I did some schema changing tests based on 1.5.3, the results after reloading table are listed below
|type of changes||fact table||lookup table|
|minor||both query and build still works||query can fail or return wrong answer|
|major||fail to load related cube||fail to load related cube|
minor changes refer to those doesn't change columns used in cubes, such as insert/append new column, remove/change unused column.
major changes are the opposite, like remove/rename/change type of used column.
Clearly from the table, reload a changed table is problematic in certain cases.
KYLIN-1536 reports a similar problem.
So what can we do to support this kind of iterative development process (load -> define cube -> build -> reload -> change cube -> rebuild)?

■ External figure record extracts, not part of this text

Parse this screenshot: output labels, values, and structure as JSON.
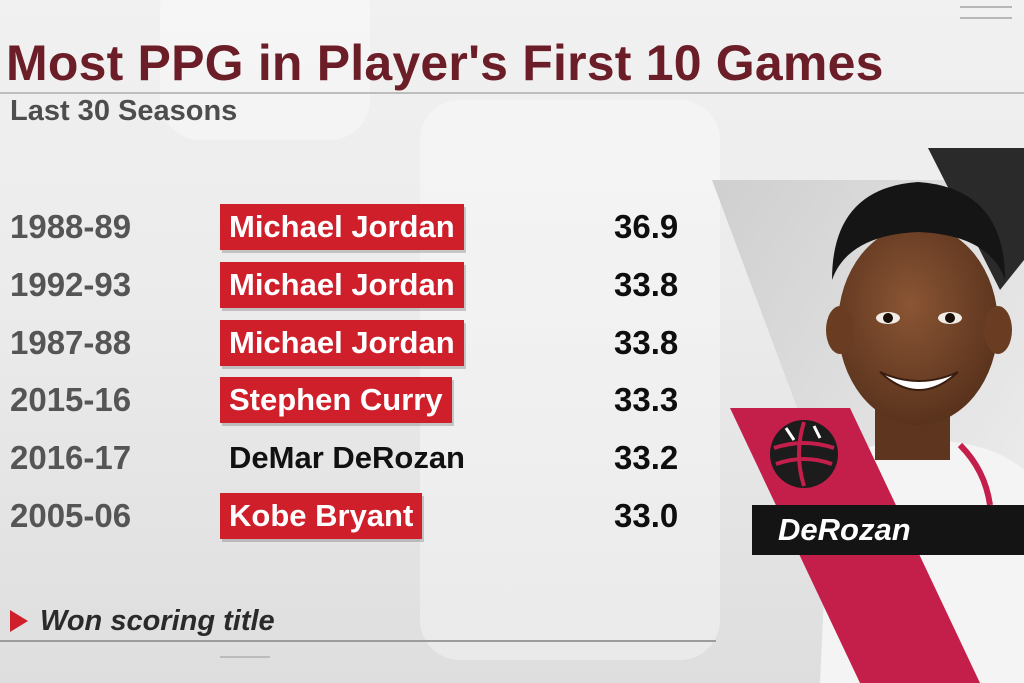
{
  "header": {
    "title": "Most PPG in Player's First 10 Games",
    "subtitle": "Last 30 Seasons"
  },
  "rows": [
    {
      "season": "1988-89",
      "player": "Michael Jordan",
      "ppg": "36.9",
      "scoring_title": true
    },
    {
      "season": "1992-93",
      "player": "Michael Jordan",
      "ppg": "33.8",
      "scoring_title": true
    },
    {
      "season": "1987-88",
      "player": "Michael Jordan",
      "ppg": "33.8",
      "scoring_title": true
    },
    {
      "season": "2015-16",
      "player": "Stephen Curry",
      "ppg": "33.3",
      "scoring_title": true
    },
    {
      "season": "2016-17",
      "player": "DeMar DeRozan",
      "ppg": "33.2",
      "scoring_title": false
    },
    {
      "season": "2005-06",
      "player": "Kobe Bryant",
      "ppg": "33.0",
      "scoring_title": true
    }
  ],
  "legend": {
    "label": "Won scoring title",
    "marker_icon": "red-triangle-icon"
  },
  "photo": {
    "name_label": "DeRozan",
    "team_logo_icon": "raptors-basketball-logo-icon"
  },
  "colors": {
    "title": "#6b1e27",
    "highlight": "#cf1f2b",
    "team_red": "#c41e4a",
    "name_bar": "#141414"
  }
}
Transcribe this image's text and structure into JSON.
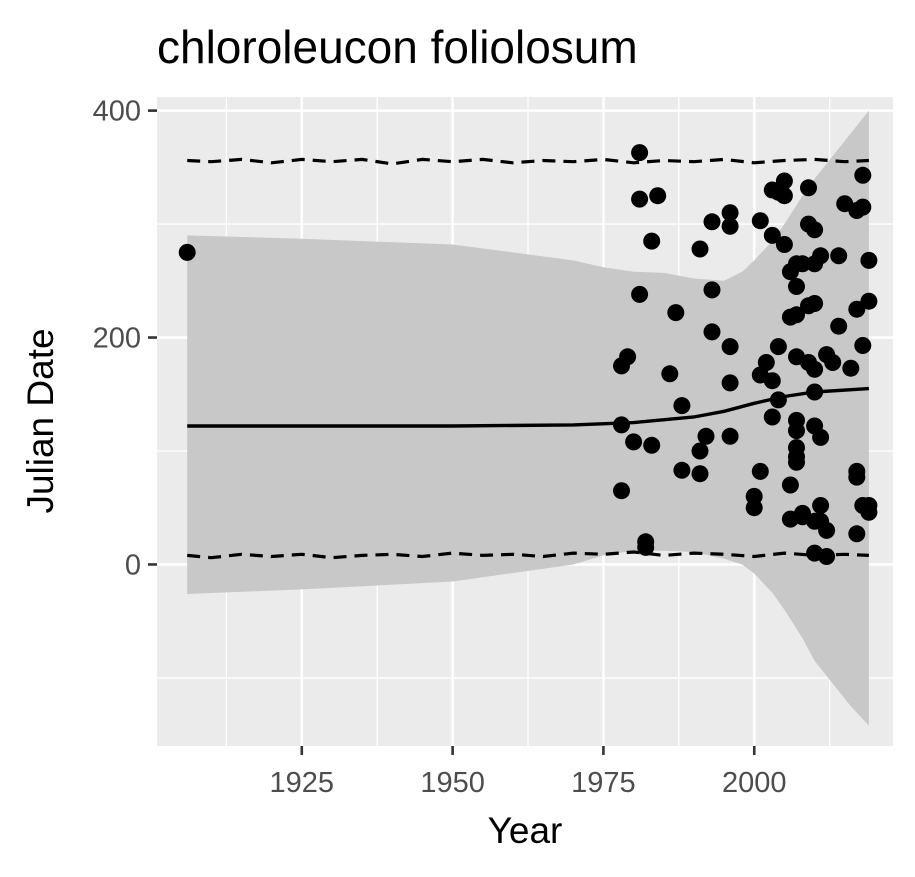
{
  "chart_data": {
    "type": "scatter",
    "title": "chloroleucon foliolosum",
    "xlabel": "Year",
    "ylabel": "Julian Date",
    "xlim": [
      1901,
      2023
    ],
    "ylim": [
      -160,
      412
    ],
    "x_ticks": [
      1925,
      1950,
      1975,
      2000
    ],
    "x_tick_labels": [
      "1925",
      "1950",
      "1975",
      "2000"
    ],
    "y_ticks": [
      0,
      200,
      400
    ],
    "y_tick_labels": [
      "0",
      "200",
      "400"
    ],
    "grid": true,
    "colors": {
      "panel": "#ebebeb",
      "grid": "#ffffff",
      "ribbon": "#c8c8c8",
      "points": "#000000",
      "fit_line": "#000000",
      "dashed_bounds": "#000000"
    },
    "fit_line": {
      "x": [
        1906,
        1925,
        1950,
        1970,
        1980,
        1990,
        1995,
        2000,
        2005,
        2010,
        2019
      ],
      "y": [
        122,
        122,
        122,
        123,
        125,
        130,
        135,
        142,
        148,
        152,
        155
      ]
    },
    "ribbon": {
      "x": [
        1906,
        1925,
        1950,
        1970,
        1975,
        1980,
        1985,
        1990,
        1995,
        1998,
        2000,
        2003,
        2005,
        2008,
        2010,
        2013,
        2016,
        2019
      ],
      "upper": [
        290,
        287,
        282,
        268,
        262,
        258,
        257,
        252,
        250,
        258,
        268,
        285,
        300,
        325,
        340,
        360,
        380,
        400
      ],
      "lower": [
        -26,
        -22,
        -15,
        0,
        8,
        12,
        12,
        11,
        5,
        0,
        -8,
        -25,
        -40,
        -65,
        -85,
        -105,
        -125,
        -142
      ]
    },
    "upper_bound": {
      "x": [
        1906,
        1910,
        1915,
        1920,
        1925,
        1930,
        1935,
        1940,
        1945,
        1950,
        1955,
        1960,
        1965,
        1970,
        1975,
        1980,
        1985,
        1990,
        1995,
        2000,
        2005,
        2010,
        2015,
        2019
      ],
      "y": [
        356,
        355,
        357,
        354,
        357,
        355,
        357,
        353,
        357,
        355,
        357,
        354,
        356,
        355,
        357,
        354,
        356,
        355,
        357,
        354,
        356,
        357,
        355,
        356
      ]
    },
    "lower_bound": {
      "x": [
        1906,
        1910,
        1915,
        1920,
        1925,
        1930,
        1935,
        1940,
        1945,
        1950,
        1955,
        1960,
        1965,
        1970,
        1975,
        1980,
        1985,
        1990,
        1995,
        2000,
        2005,
        2010,
        2015,
        2019
      ],
      "y": [
        8,
        6,
        9,
        7,
        9,
        6,
        8,
        9,
        7,
        10,
        8,
        9,
        7,
        10,
        9,
        11,
        8,
        10,
        9,
        7,
        10,
        8,
        9,
        8
      ]
    },
    "points": [
      [
        1906,
        275
      ],
      [
        1978,
        175
      ],
      [
        1978,
        65
      ],
      [
        1978,
        123
      ],
      [
        1979,
        183
      ],
      [
        1980,
        108
      ],
      [
        1981,
        363
      ],
      [
        1981,
        322
      ],
      [
        1981,
        238
      ],
      [
        1982,
        20
      ],
      [
        1982,
        15
      ],
      [
        1983,
        285
      ],
      [
        1983,
        105
      ],
      [
        1984,
        325
      ],
      [
        1986,
        168
      ],
      [
        1987,
        222
      ],
      [
        1988,
        140
      ],
      [
        1988,
        83
      ],
      [
        1991,
        278
      ],
      [
        1991,
        100
      ],
      [
        1991,
        80
      ],
      [
        1992,
        113
      ],
      [
        1993,
        302
      ],
      [
        1993,
        242
      ],
      [
        1993,
        205
      ],
      [
        1996,
        310
      ],
      [
        1996,
        298
      ],
      [
        1996,
        192
      ],
      [
        1996,
        160
      ],
      [
        1996,
        113
      ],
      [
        2000,
        60
      ],
      [
        2000,
        50
      ],
      [
        2001,
        303
      ],
      [
        2001,
        167
      ],
      [
        2001,
        82
      ],
      [
        2002,
        178
      ],
      [
        2003,
        330
      ],
      [
        2003,
        290
      ],
      [
        2003,
        130
      ],
      [
        2003,
        162
      ],
      [
        2004,
        328
      ],
      [
        2004,
        192
      ],
      [
        2004,
        145
      ],
      [
        2005,
        338
      ],
      [
        2005,
        325
      ],
      [
        2005,
        282
      ],
      [
        2006,
        258
      ],
      [
        2006,
        218
      ],
      [
        2006,
        70
      ],
      [
        2006,
        40
      ],
      [
        2007,
        265
      ],
      [
        2007,
        245
      ],
      [
        2007,
        220
      ],
      [
        2007,
        183
      ],
      [
        2007,
        127
      ],
      [
        2007,
        118
      ],
      [
        2007,
        103
      ],
      [
        2007,
        95
      ],
      [
        2007,
        90
      ],
      [
        2008,
        265
      ],
      [
        2008,
        45
      ],
      [
        2008,
        42
      ],
      [
        2009,
        332
      ],
      [
        2009,
        300
      ],
      [
        2009,
        228
      ],
      [
        2009,
        178
      ],
      [
        2010,
        295
      ],
      [
        2010,
        265
      ],
      [
        2010,
        230
      ],
      [
        2010,
        172
      ],
      [
        2010,
        152
      ],
      [
        2010,
        122
      ],
      [
        2010,
        38
      ],
      [
        2010,
        10
      ],
      [
        2011,
        272
      ],
      [
        2011,
        112
      ],
      [
        2011,
        52
      ],
      [
        2011,
        38
      ],
      [
        2012,
        185
      ],
      [
        2012,
        30
      ],
      [
        2012,
        7
      ],
      [
        2013,
        178
      ],
      [
        2014,
        272
      ],
      [
        2014,
        210
      ],
      [
        2015,
        318
      ],
      [
        2016,
        173
      ],
      [
        2017,
        312
      ],
      [
        2017,
        225
      ],
      [
        2017,
        82
      ],
      [
        2017,
        77
      ],
      [
        2017,
        27
      ],
      [
        2018,
        343
      ],
      [
        2018,
        315
      ],
      [
        2018,
        193
      ],
      [
        2018,
        52
      ],
      [
        2019,
        268
      ],
      [
        2019,
        232
      ],
      [
        2019,
        52
      ],
      [
        2019,
        46
      ]
    ]
  }
}
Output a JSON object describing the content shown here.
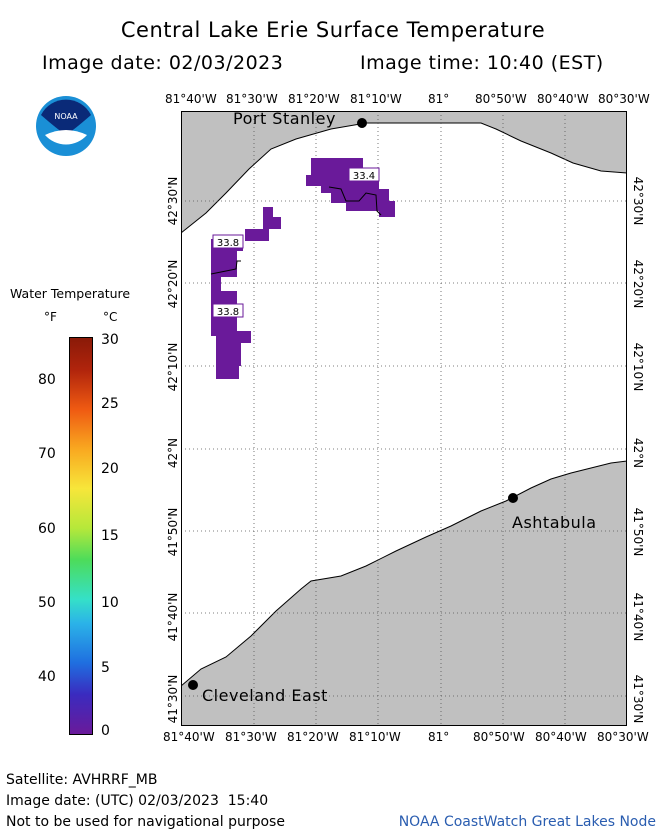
{
  "title": "Central Lake Erie Surface Temperature",
  "image_date_label": "Image date: 02/03/2023",
  "image_time_label": "Image time: 10:40 (EST)",
  "logo_text": "NOAA",
  "longitude_ticks": [
    "81°40'W",
    "81°30'W",
    "81°20'W",
    "81°10'W",
    "81°",
    "80°50'W",
    "80°40'W",
    "80°30'W"
  ],
  "latitude_ticks": [
    "42°30'N",
    "42°20'N",
    "42°10'N",
    "42°N",
    "41°50'N",
    "41°40'N",
    "41°30'N"
  ],
  "places": {
    "port_stanley": "Port Stanley",
    "ashtabula": "Ashtabula",
    "cleveland_east": "Cleveland East"
  },
  "temperature_labels": [
    "33.4",
    "33.8",
    "33.8"
  ],
  "legend": {
    "title": "Water Temperature",
    "unit_f": "°F",
    "unit_c": "°C",
    "f_ticks": [
      "80",
      "70",
      "60",
      "50",
      "40"
    ],
    "c_ticks": [
      "30",
      "25",
      "20",
      "15",
      "10",
      "5",
      "0"
    ],
    "colors": [
      "#6a1a9a",
      "#3a2bbf",
      "#1f6fe0",
      "#2bb3e8",
      "#35e0c8",
      "#4ddc5a",
      "#b6e83a",
      "#f7e63a",
      "#f9a820",
      "#ef5a12",
      "#b0240c",
      "#8a1a08"
    ]
  },
  "map_colors": {
    "land": "#c0c0c0",
    "water": "#ffffff",
    "ice_cold": "#6a1a9a"
  },
  "footer": {
    "satellite": "Satellite: AVHRRF_MB",
    "utc_date": "Image date: (UTC) 02/03/2023  15:40",
    "disclaimer": "Not to be used for navigational purpose",
    "credit": "NOAA CoastWatch Great Lakes Node"
  }
}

My first thought is simply detect-and-prohibit reloading used table. User should be able to know which cube is preventing him from reloading, and then he could drop and recreate cube after reloading. However, defining a cube is not an easy task (consider editing 100 measures). Force users to recreate their cube over and over again will certainly not make them happy.
A better idea is to allow cube to be editable even if it's broken due to some columns changed after reloading. Broken cube can't be built or queried, it can only be edit or dropped. In fact, there is a cube status called RealizationStatusEnum.DESCBROKEN in code, but was never used. We should take advantage of it.
An enabled cube shouldn't allow schema changes, otherwise an unintentional reload could make it unavailable. Similarly, a disabled but unpurged cube shouldn't allow schema changes since it still has data in it.